Contester une décision d'assemblée générale : les motifs légaux

Chaque année, des milliers de décisions prises en assemblée générale sont contestées devant les tribunaux français. Qu'il s'agisse d'une copropriété, d'une société commerciale ou d'une association, les membres mécontents disposent de recours juridiques précis pour faire valoir leurs droits. Contester une décision d'assemblée générale suppose de maîtriser les motifs légaux recevables, les délais impératifs et les juridictions compétentes. Une décision irrégulière sur la forme ou contraire aux statuts peut être annulée, mais encore faut-il agir dans les règles. Les erreurs de procédure sont fréquentes et coûteuses. Cet enjeu dépasse souvent le simple désaccord entre membres : il touche à la légalité des actes collectifs et à la protection des droits individuels. Voici ce qu'il faut savoir avant d'engager toute démarche contentieuse.

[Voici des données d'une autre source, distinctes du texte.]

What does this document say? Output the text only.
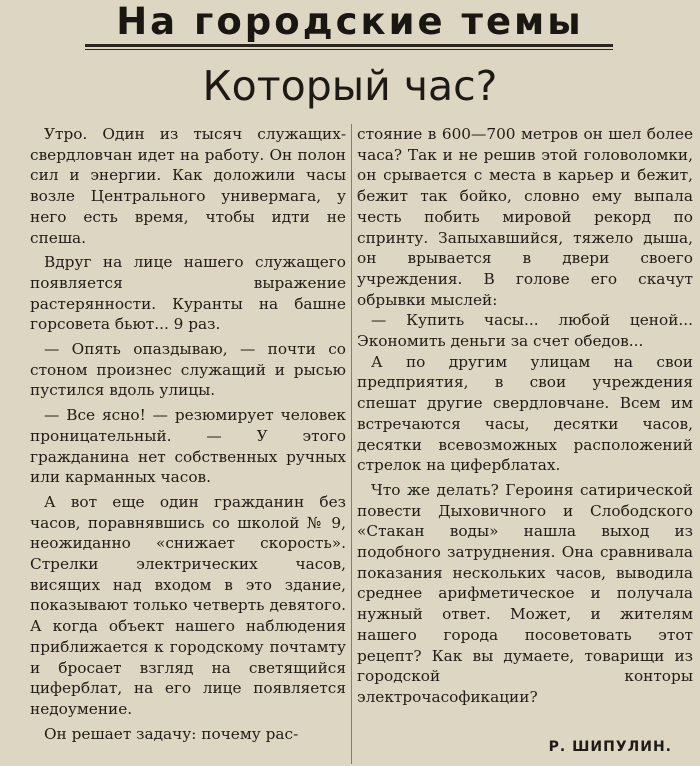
На городские темы
Который час?

Утро. Один из тысяч служащих-свердловчан идет на работу. Он полон сил и энергии. Как доложили часы возле Центрального универмага, у него есть время, чтобы идти не спеша.

Вдруг на лице нашего служащего появляется выражение растерянности. Куранты на башне горсовета бьют... 9 раз.

— Опять опаздываю, — почти со стоном произнес служащий и рысью пустился вдоль улицы.

— Все ясно! — резюмирует человек проницательный. — У этого гражданина нет собственных ручных или карманных часов.

А вот еще один гражданин без часов, поравнявшись со школой № 9, неожиданно «снижает скорость». Стрелки электрических часов, висящих над входом в это здание, показывают только четверть девятого. А когда объект нашего наблюдения приближается к городскому почтамту и бросает взгляд на светящийся циферблат, на его лице появляется недоумение.

Он решает задачу: почему рас-

стояние в 600—700 метров он шел более часа? Так и не решив этой головоломки, он срывается с места в карьер и бежит, бежит так бойко, словно ему выпала честь побить мировой рекорд по спринту. Запыхавшийся, тяжело дыша, он врывается в двери своего учреждения. В голове его скачут обрывки мыслей:

— Купить часы... любой ценой... Экономить деньги за счет обедов...

А по другим улицам на свои предприятия, в свои учреждения спешат другие свердловчане. Всем им встречаются часы, десятки часов, десятки всевозможных расположений стрелок на циферблатах.

Что же делать? Героиня сатирической повести Дыховичного и Слободского «Стакан воды» нашла выход из подобного затруднения. Она сравнивала показания нескольких часов, выводила среднее арифметическое и получала нужный ответ. Может, и жителям нашего города посоветовать этот рецепт? Как вы думаете, товарищи из городской конторы электрочасофикации?

Р. ШИПУЛИН.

Les motifs légaux pour contester une décision d'assemblée générale

Toutes les décisions d'assemblée générale ne peuvent pas être remises en cause. La contestation repose sur des motifs légaux précis, qui varient selon la nature de la structure concernée — copropriété, société civile ou commerciale, association. Recourir à un avocat spécialisé avant d'agir reste la meilleure garantie de ne pas engager une procédure vouée à l'échec ; c'est d'ailleurs avec les conseils d'un avocat spécialisé en droit de la copropriété que les copropriétaires parviennent le plus souvent à identifier les vices susceptibles d'entraîner l'annulation d'une résolution.

Les motifs de contestation se regroupent en deux grandes catégories : les vices de forme et les vices de fond. Les premiers concernent la régularité de la convocation et du déroulement de l'assemblée. Les seconds portent sur le contenu même de la décision adoptée.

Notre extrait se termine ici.